Читать книгу "Суббота в Лиссабоне - Исаак Башевис Зингер"
Шрифт:
Интервал:
Закладка:
Восемь дней, что мы здесь провели, принесли много впечатлений. Мужчины перешептывались, перемигивались с женщинами в форме, непристойно шутили, хихикали. Женщины переодевались прямо на глазах у детей, мальчики и девочки играли вместе, позволяли фривольности, разного рода неприличия. Мать очень ослабела — ведь она ничего не ела, кроме сухарей, на протяжении всех восьми дней карантина. Она была так измождена, что еле могла стоять и почти все время проводила в постели. И, конечно, очень беспокоилась: как там Мойше в больнице? Что с сестрой? Долгое время от нее не было ни единой весточки. Мы знали только, что, спасаясь от германского вторжения, она бежала из Бельгии в Лондон.

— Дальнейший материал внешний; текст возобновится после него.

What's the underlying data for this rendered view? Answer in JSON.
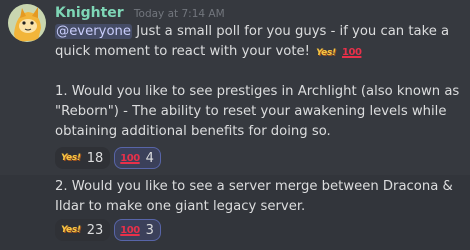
{
  "message": {
    "username": "Knighter",
    "timestamp": "Today at 7:14 AM",
    "mention": "@everyone",
    "intro_text": "Just a small poll for you guys - if you can take a quick moment to react with your vote!",
    "intro_emojis": [
      "yes-emoji",
      "100-emoji"
    ],
    "question1": "1. Would you like to see prestiges in Archlight (also known as \"Reborn\") - The ability to reset your awakening levels while obtaining additional benefits for doing so.",
    "question2": "2. Would you like to see a server merge between Dracona & Ildar to make one giant legacy server."
  },
  "reactions_q1": [
    {
      "emoji": "yes-emoji",
      "emoji_text": "Yes!",
      "count": "18",
      "selected": false
    },
    {
      "emoji": "100-emoji",
      "emoji_text": "100",
      "count": "4",
      "selected": true
    }
  ],
  "reactions_q2": [
    {
      "emoji": "yes-emoji",
      "emoji_text": "Yes!",
      "count": "23",
      "selected": false
    },
    {
      "emoji": "100-emoji",
      "emoji_text": "100",
      "count": "3",
      "selected": true
    }
  ],
  "colors": {
    "background": "#36393f",
    "hover_background": "#32353b",
    "username": "#7ed6b6",
    "mention_bg": "#414675",
    "reaction_selected_border": "#5865a8"
  }
}
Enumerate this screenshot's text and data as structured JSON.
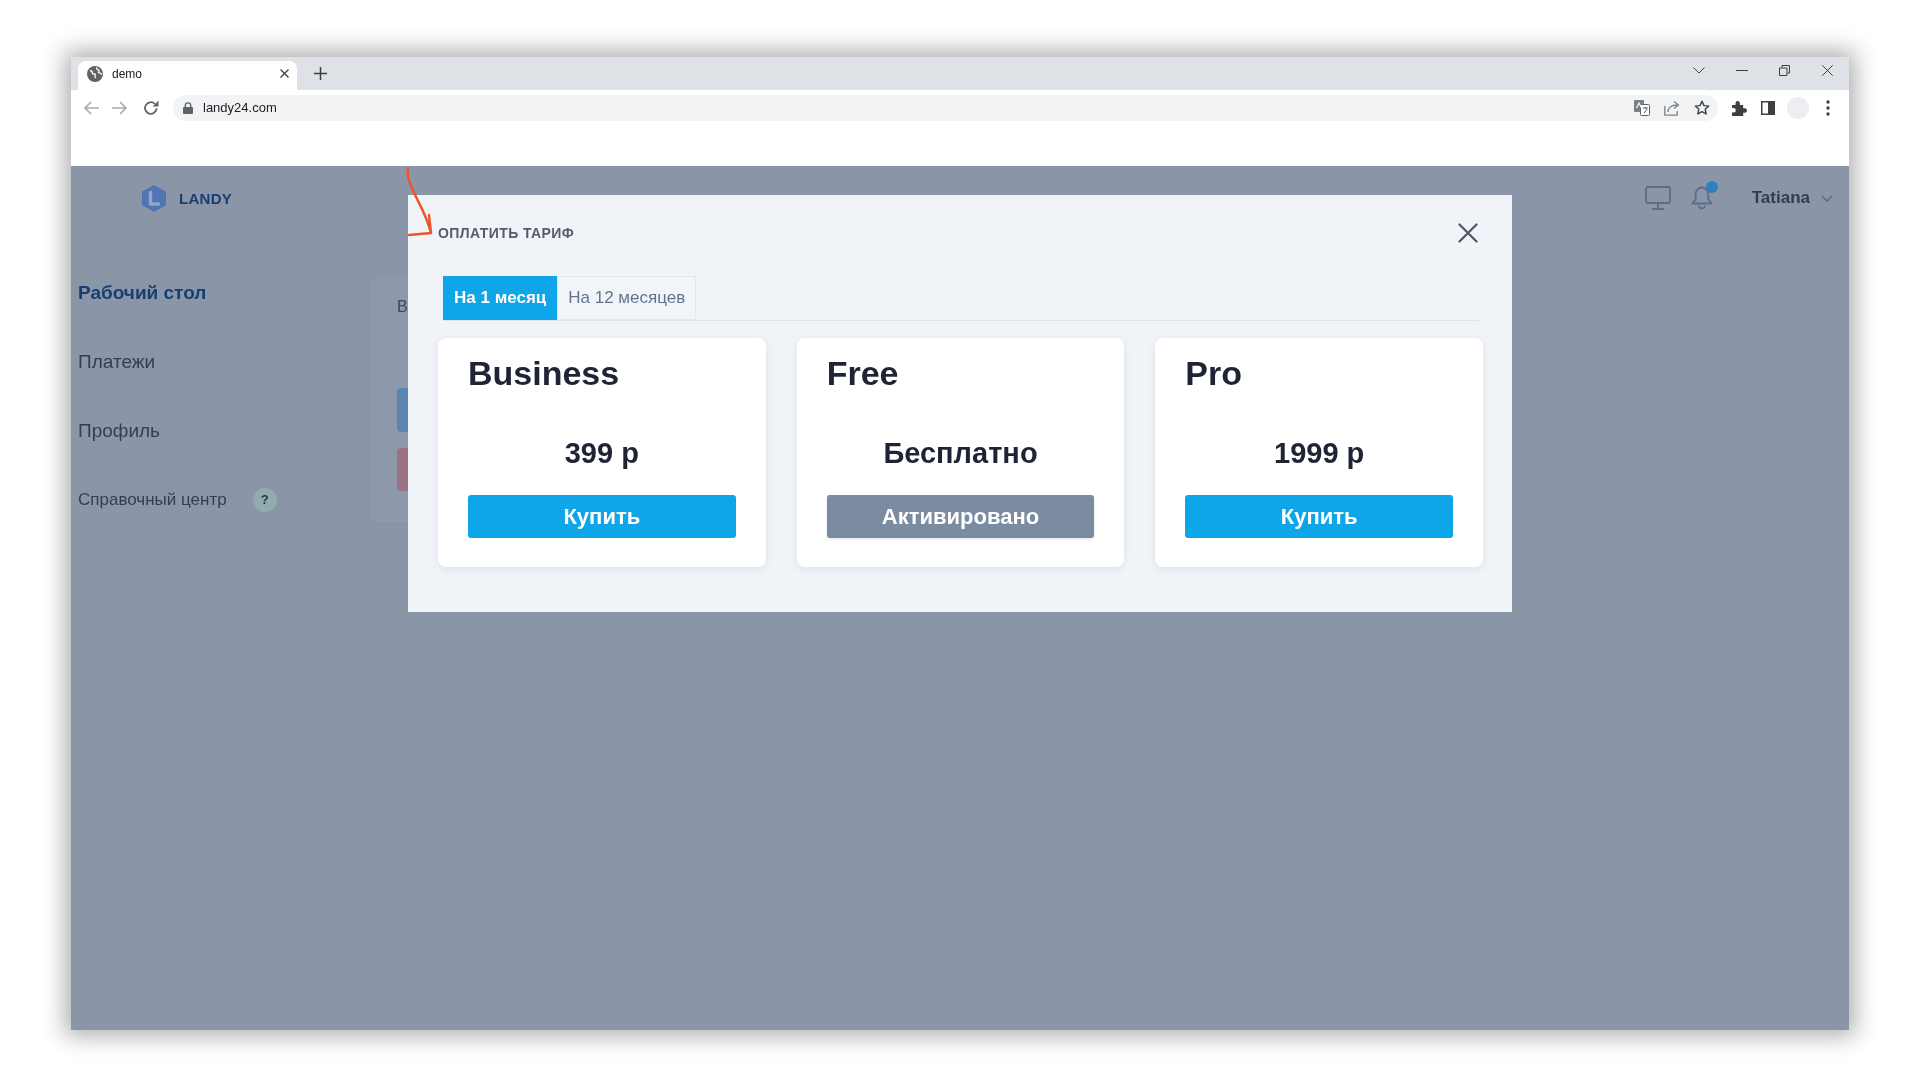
{
  "browser": {
    "tab": {
      "title": "demo"
    },
    "address_bar": {
      "url": "landy24.com"
    }
  },
  "header": {
    "logo": "LANDY",
    "notifications": {
      "unread": true
    },
    "user": {
      "name": "Tatiana"
    }
  },
  "sidebar": {
    "items": [
      {
        "label": "Рабочий стол",
        "kind": "main",
        "selected": true
      },
      {
        "label": "Платежи",
        "kind": "main",
        "selected": false
      },
      {
        "label": "Профиль",
        "kind": "main",
        "selected": false
      },
      {
        "label": "Справочный центр",
        "kind": "help",
        "selected": false,
        "badge": "?"
      }
    ]
  },
  "content_card": {
    "title": "В"
  },
  "modal": {
    "title": "ОПЛАТИТЬ ТАРИФ",
    "tabs": [
      {
        "label": "На 1 месяц",
        "selected": true
      },
      {
        "label": "На 12 месяцев",
        "selected": false
      }
    ],
    "plans": [
      {
        "name": "Business",
        "price": "399 р",
        "button": "Купить",
        "disabled": false
      },
      {
        "name": "Free",
        "price": "Бесплатно",
        "button": "Активировано",
        "disabled": true
      },
      {
        "name": "Pro",
        "price": "1999 р",
        "button": "Купить",
        "disabled": false
      }
    ]
  }
}
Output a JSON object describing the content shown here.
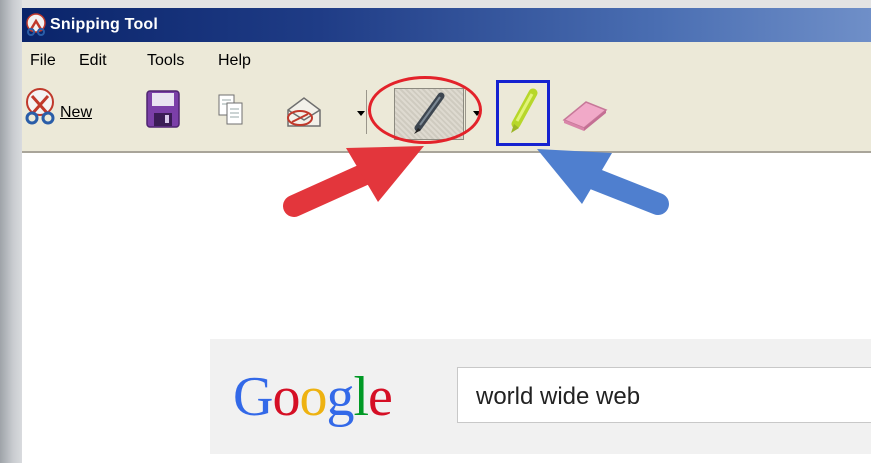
{
  "window": {
    "title": "Snipping Tool"
  },
  "menu": {
    "items": [
      "File",
      "Edit",
      "Tools",
      "Help"
    ]
  },
  "toolbar": {
    "new_label": "New",
    "icons": [
      "scissors-icon",
      "save-icon",
      "copy-icon",
      "send-email-icon",
      "pen-icon",
      "highlighter-icon",
      "eraser-icon"
    ]
  },
  "annotations": {
    "red_circle": "pen-icon",
    "blue_box": "highlighter-icon",
    "colors": {
      "red": "#e3222a",
      "blue": "#1522d0"
    }
  },
  "google": {
    "logo_letters": [
      {
        "ch": "G",
        "color": "#3369e8"
      },
      {
        "ch": "o",
        "color": "#d50f25"
      },
      {
        "ch": "o",
        "color": "#eeb211"
      },
      {
        "ch": "g",
        "color": "#3369e8"
      },
      {
        "ch": "l",
        "color": "#009925"
      },
      {
        "ch": "e",
        "color": "#d50f25"
      }
    ],
    "search_value": "world wide web"
  }
}
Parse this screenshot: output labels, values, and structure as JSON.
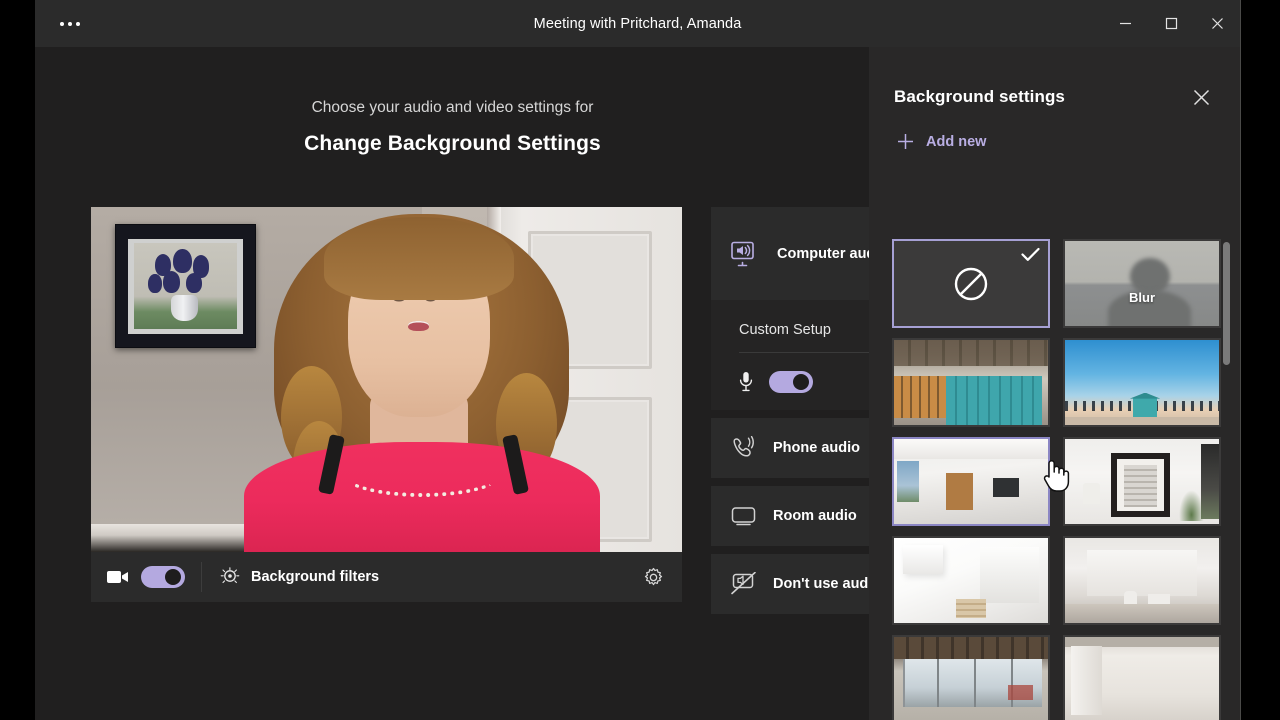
{
  "window": {
    "title": "Meeting with Pritchard, Amanda",
    "overflow_icon": "ellipsis-icon",
    "controls": [
      {
        "name": "minimize",
        "icon": "minimize-icon"
      },
      {
        "name": "maximize",
        "icon": "maximize-icon"
      },
      {
        "name": "close",
        "icon": "close-icon"
      }
    ]
  },
  "prejoin": {
    "subtitle": "Choose your audio and video settings for",
    "title": "Change Background Settings"
  },
  "video": {
    "camera_toggle_state": "on",
    "camera_icon": "video-camera-icon",
    "background_filters_label": "Background filters",
    "background_filters_icon": "sparkle-filter-icon",
    "settings_icon": "gear-icon"
  },
  "audio_options": {
    "computer_audio": {
      "label": "Computer audio",
      "icon": "computer-speaker-icon",
      "selected": true
    },
    "custom_setup": {
      "title": "Custom Setup",
      "mic_icon": "microphone-icon",
      "mic_toggle_state": "on",
      "speaker_icon": "speaker-icon"
    },
    "phone_audio": {
      "label": "Phone audio",
      "icon": "phone-icon"
    },
    "room_audio": {
      "label": "Room audio",
      "icon": "monitor-icon"
    },
    "no_audio": {
      "label": "Don't use audio",
      "icon": "monitor-slash-icon"
    }
  },
  "background_panel": {
    "title": "Background settings",
    "close_icon": "close-icon",
    "add_new_label": "Add new",
    "add_new_icon": "plus-icon",
    "accent_color": "#b9aee3",
    "selection_border_color": "#a6a0d4",
    "thumbnails": [
      {
        "name": "none",
        "label": "",
        "art": "t-none",
        "selected": true,
        "icon": "no-background-icon"
      },
      {
        "name": "blur",
        "label": "Blur",
        "art": "t-blur",
        "selected": false
      },
      {
        "name": "office-lockers",
        "label": "",
        "art": "t-office",
        "selected": false
      },
      {
        "name": "beach-lifeguard-tower",
        "label": "",
        "art": "t-beach",
        "selected": false
      },
      {
        "name": "white-room-window",
        "label": "",
        "art": "t-room-white",
        "selected": false,
        "hovered": true
      },
      {
        "name": "room-with-mirror",
        "label": "",
        "art": "t-mirror",
        "selected": false
      },
      {
        "name": "white-loft-stairs",
        "label": "",
        "art": "t-white-loft",
        "selected": false
      },
      {
        "name": "white-gallery",
        "label": "",
        "art": "t-gallery",
        "selected": false
      },
      {
        "name": "loft-windows-city",
        "label": "",
        "art": "t-window-loft",
        "selected": false
      },
      {
        "name": "plain-white-room",
        "label": "",
        "art": "t-plain-room",
        "selected": false
      }
    ]
  },
  "cursor": {
    "type": "pointing-hand"
  }
}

Для меня же все происходящее было похоже на настоящий приключенческий роман, на окно в нееврейский мир. Прежде я бывал в студии у брата, и вот еще этот карантин… Теперь хедер, отцовский бейсдин, ешибот, бейт-мидраш окончательно утратили для меня свою притягательность…
Я уже стал таким большим, что мог накладывать филактерии. В России произошла революция. В газете я прочитал, что царь Николай под домашним арестом и занимается тем, что рубит дрова, а евреям теперь позволяют жить в Москве и Петрограде. Для отца моего все эти события были лишь дополнительными знаками скорого прихода Мессии. А как еще прикажете объяснить отречение от престола столь могущественного монарха? Что случилось с казаками? Возможен единственный ответ: свержение царя предопределено свыше. Евреи возвышаются над миром, а враги их теряют силу.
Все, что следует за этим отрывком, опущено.